My daughter started having recurrent bladder infections when she was undergoing potty training. Thus began a frustrating saga with the family practice physician and his staff. To properly diagnose and treat a bladder infection, the health care provider should evaluate a urine culture and sensitivity results to see what type of bacteria it is and what antibiotics it is sensitive to. However, to get a clean catch urine specimen for culture from an active toddler is no easy task. The alternative is to get a urine catheter specimen. However, to put a urine catheter into a toddler can be traumatic for the little one and quite an ordeal.
After several urine infections over several months, I started to get impatient with the family practice doctor as to an end to this saga. He simply blamed her recurrent infections on a “lack of wiping properly” — as the most common cause for urinary tract infections is fecal contamination in the bladder. I wasn’t buying it.
Physician refuses to give a referral to a specialist
Here’s where belonging to an HMO can be a problem. The family practice physician refused to authorize a referral to a specialist. Fortunately, I had worked in health care as a laboratory medical technologist for many years so I could be creative in navigating the health care system when I had to. I called a reputable pediatric urologist’s office and explained my daughter’s situation. I was told my daughter did indeed need to be seen by a pediatric urologist. I then called back the family practice office and told them that a pediatric urologist insisted that my child needed to be seen and I needed a referral form for the appointment. The family practice office then complied with the request.

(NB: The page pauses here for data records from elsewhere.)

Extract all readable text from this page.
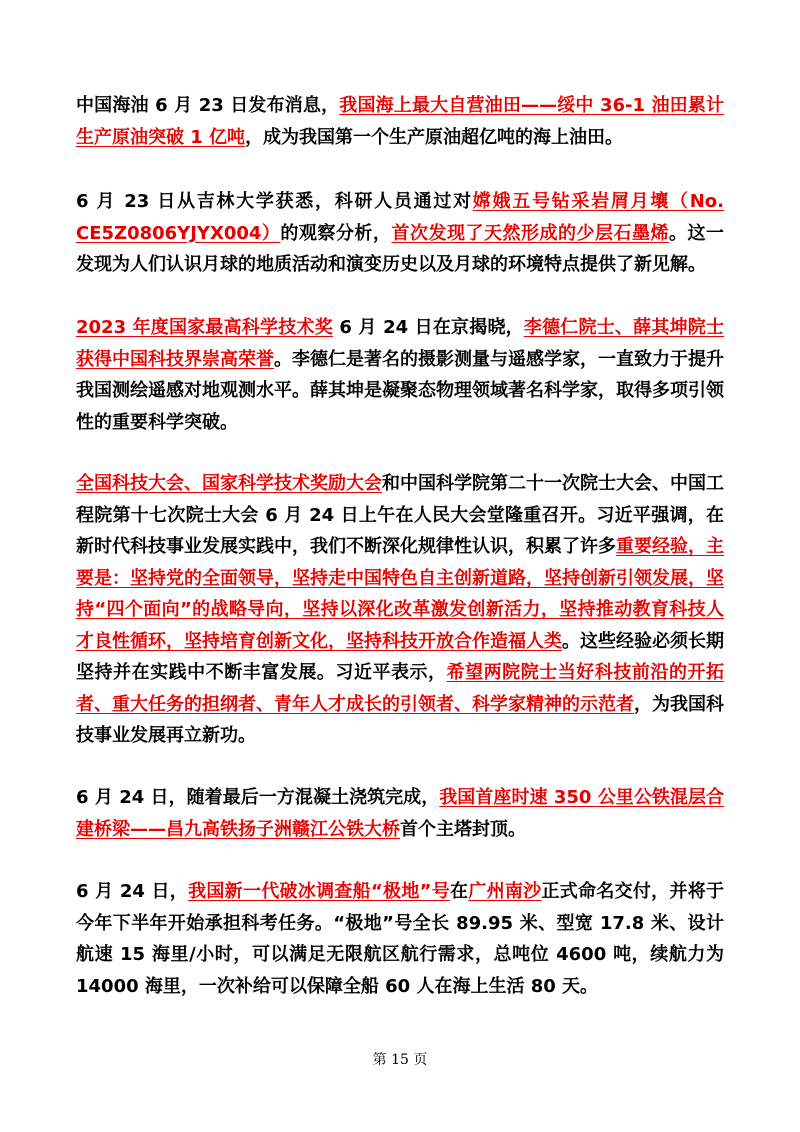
中国海油 6 月 23 日发布消息，我国海上最大自营油田——绥中 36-1 油田累计生产原油突破 1 亿吨，成为我国第一个生产原油超亿吨的海上油田。

6 月 23 日从吉林大学获悉，科研人员通过对嫦娥五号钻采岩屑月壤（No. CE5Z0806YJYX004）的观察分析，首次发现了天然形成的少层石墨烯。这一发现为人们认识月球的地质活动和演变历史以及月球的环境特点提供了新见解。

2023 年度国家最高科学技术奖 6 月 24 日在京揭晓，李德仁院士、薛其坤院士获得中国科技界崇高荣誉。李德仁是著名的摄影测量与遥感学家，一直致力于提升我国测绘遥感对地观测水平。薛其坤是凝聚态物理领域著名科学家，取得多项引领性的重要科学突破。

全国科技大会、国家科学技术奖励大会和中国科学院第二十一次院士大会、中国工程院第十七次院士大会 6 月 24 日上午在人民大会堂隆重召开。习近平强调，在新时代科技事业发展实践中，我们不断深化规律性认识，积累了许多重要经验，主要是：坚持党的全面领导，坚持走中国特色自主创新道路，坚持创新引领发展，坚持“四个面向”的战略导向，坚持以深化改革激发创新活力，坚持推动教育科技人才良性循环，坚持培育创新文化，坚持科技开放合作造福人类。这些经验必须长期坚持并在实践中不断丰富发展。习近平表示，希望两院院士当好科技前沿的开拓者、重大任务的担纲者、青年人才成长的引领者、科学家精神的示范者，为我国科技事业发展再立新功。

6 月 24 日，随着最后一方混凝土浇筑完成，我国首座时速 350 公里公铁混层合建桥梁——昌九高铁扬子洲赣江公铁大桥首个主塔封顶。

6 月 24 日，我国新一代破冰调查船“极地”号在广州南沙正式命名交付，并将于今年下半年开始承担科考任务。“极地”号全长 89.95 米、型宽 17.8 米、设计航速 15 海里/小时，可以满足无限航区航行需求，总吨位 4600 吨，续航力为 14000 海里，一次补给可以保障全船 60 人在海上生活 80 天。

第 15 页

Kidney damage and need for surgery
My three-year-old daughter was evaluated by the pediatric urologist shortly thereafter. He ordered an intravenous pyelogram (IVP) test. How an IVP works is radiographic dye is injected into a vein and the blood filters the dye out through the urinary system. As the dye goes through the kidneys, ureters and bladder, xrays are taken that show the anatomy of the urinary system and some function of it. Much to my dismay, the exam showed right-sided vesicoureteral reflux of grade III-IV. Essentially what that meant was the valve that kept urine from backing up from the bladder through the ureter to the kidney was working very poorly. As a consequence, as my daughter got a urinary tract infection, the bacteria in the bladder urine backed up into her right kidney causing damage. Her right kidney was 3 cm. smaller than her left and had scarring. The kidney damage was thought to be a result of the recurrent reflux and urinary tract infections. To say that I was livid with the family practice doctor would be an understatement.

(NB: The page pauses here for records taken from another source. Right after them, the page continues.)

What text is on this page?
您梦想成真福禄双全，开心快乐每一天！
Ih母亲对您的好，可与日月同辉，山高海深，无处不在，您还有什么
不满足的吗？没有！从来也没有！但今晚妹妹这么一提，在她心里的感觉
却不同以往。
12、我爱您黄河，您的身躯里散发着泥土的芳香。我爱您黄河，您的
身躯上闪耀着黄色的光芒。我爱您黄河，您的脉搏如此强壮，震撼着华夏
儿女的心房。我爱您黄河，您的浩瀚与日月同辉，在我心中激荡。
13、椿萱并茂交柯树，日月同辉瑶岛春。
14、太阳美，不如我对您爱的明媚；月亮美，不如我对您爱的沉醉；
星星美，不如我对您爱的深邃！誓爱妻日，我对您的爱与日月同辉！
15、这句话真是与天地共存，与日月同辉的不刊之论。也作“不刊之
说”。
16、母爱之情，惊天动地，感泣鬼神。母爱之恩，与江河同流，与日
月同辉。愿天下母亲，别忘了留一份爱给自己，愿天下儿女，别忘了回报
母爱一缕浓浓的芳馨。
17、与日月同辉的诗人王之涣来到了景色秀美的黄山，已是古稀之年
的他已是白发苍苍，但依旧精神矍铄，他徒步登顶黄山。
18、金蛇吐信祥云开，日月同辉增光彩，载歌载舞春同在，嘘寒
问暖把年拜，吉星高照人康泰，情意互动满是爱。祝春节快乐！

With lower graded reflux (stage I or II), pediatric urologists believe the child may outgrow the problem. However, at stage III to IV (V is the highest), my child’s pediatric urologist believed surgery was the best option. Shortly thereafter, my daughter underwent bladder surgery. According to the pediatric urologist, there was no way to make a new valve; therefore, the pediatric urologist had to cut the ureter/bladder connection and then replant the ureter into the muscle of the bladder in such a way that when the bladder contracts the urine does not back up from the bladder into the ureter and up to the kidney. When the pediatric urologist opened my daughter up, he noted that the valve for the left ureter was not in particularly good shape either; consequently, he replanted that ureter, also. (We had discussed that possibility prior to the surgery).

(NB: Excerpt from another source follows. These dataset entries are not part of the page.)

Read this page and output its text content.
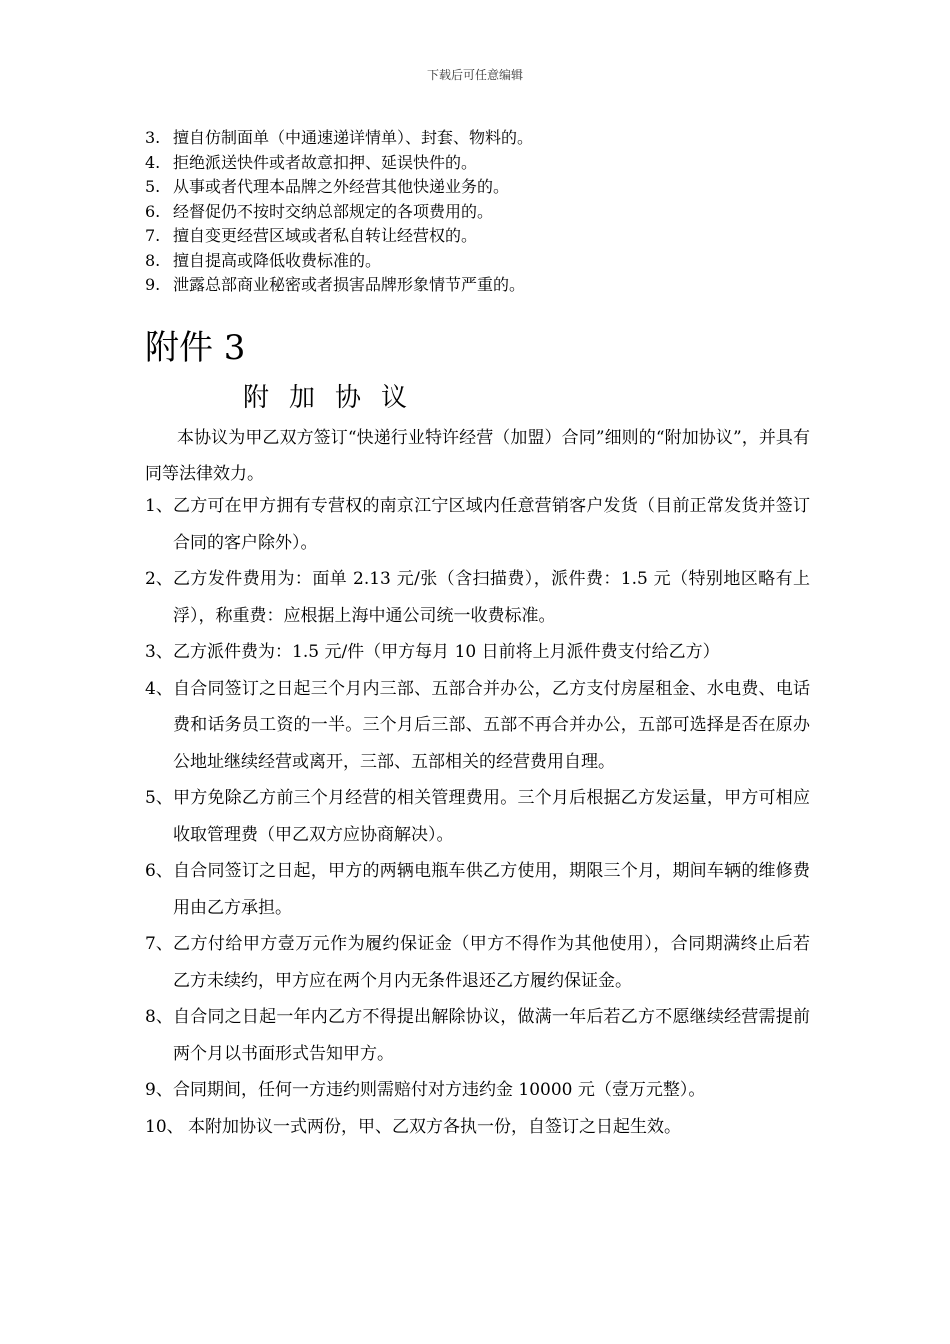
下载后可任意编辑
3. 擅自仿制面单（中通速递详情单）、封套、物料的。
4. 拒绝派送快件或者故意扣押、延误快件的。
5. 从事或者代理本品牌之外经营其他快递业务的。
6. 经督促仍不按时交纳总部规定的各项费用的。
7. 擅自变更经营区域或者私自转让经营权的。
8. 擅自提高或降低收费标准的。
9. 泄露总部商业秘密或者损害品牌形象情节严重的。
附件 3
附加协议

本协议为甲乙双方签订“快递行业特许经营（加盟）合同”细则的“附加协议”，并具有同等法律效力。

1、 乙方可在甲方拥有专营权的南京江宁区域内任意营销客户发货（目前正常发货并签订合同的客户除外）。
2、 乙方发件费用为：面单 2.13 元/张（含扫描费），派件费：1.5 元（特别地区略有上浮），称重费：应根据上海中通公司统一收费标准。
3、 乙方派件费为：1.5 元/件（甲方每月 10 日前将上月派件费支付给乙方）
4、 自合同签订之日起三个月内三部、五部合并办公，乙方支付房屋租金、水电费、电话费和话务员工资的一半。三个月后三部、五部不再合并办公，五部可选择是否在原办公地址继续经营或离开，三部、五部相关的经营费用自理。
5、 甲方免除乙方前三个月经营的相关管理费用。三个月后根据乙方发运量，甲方可相应收取管理费（甲乙双方应协商解决）。
6、 自合同签订之日起，甲方的两辆电瓶车供乙方使用，期限三个月，期间车辆的维修费用由乙方承担。
7、 乙方付给甲方壹万元作为履约保证金（甲方不得作为其他使用），合同期满终止后若乙方未续约，甲方应在两个月内无条件退还乙方履约保证金。
8、 自合同之日起一年内乙方不得提出解除协议，做满一年后若乙方不愿继续经营需提前两个月以书面形式告知甲方。
9、 合同期间，任何一方违约则需赔付对方违约金 10000 元（壹万元整）。
10、 本附加协议一式两份，甲、乙双方各执一份，自签订之日起生效。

My daughter got through the surgery well. Afterward, she was put on a course of antibiotic therapy. Then, she was put on low-dose antibiotics to prevent recurrent infection. Because I knew from the literature and feared that overuse of antibiotics could cause virulent infections later, I did not want my daughter left on antibiotic therapy for years. Therefore, I stopped her on the low dose antibiotic therapy after she had been on it for quite some time; instead, I started her on daily cranberry therapy. (Note: The medical literature states that low dose antibiotic therapy is thought to be “safe.”)*
My daughter is now 16 and has had only one bladder infection since that time. I still give her cranberry pills, but not every day. She has not had any complications from the ureter/bladder surgery or the kidney damage as of yet. As for the family practice doctor who would not give me the referral for my daughter to be evaluated by a pediatric urologist, I did not take my daughter back to him.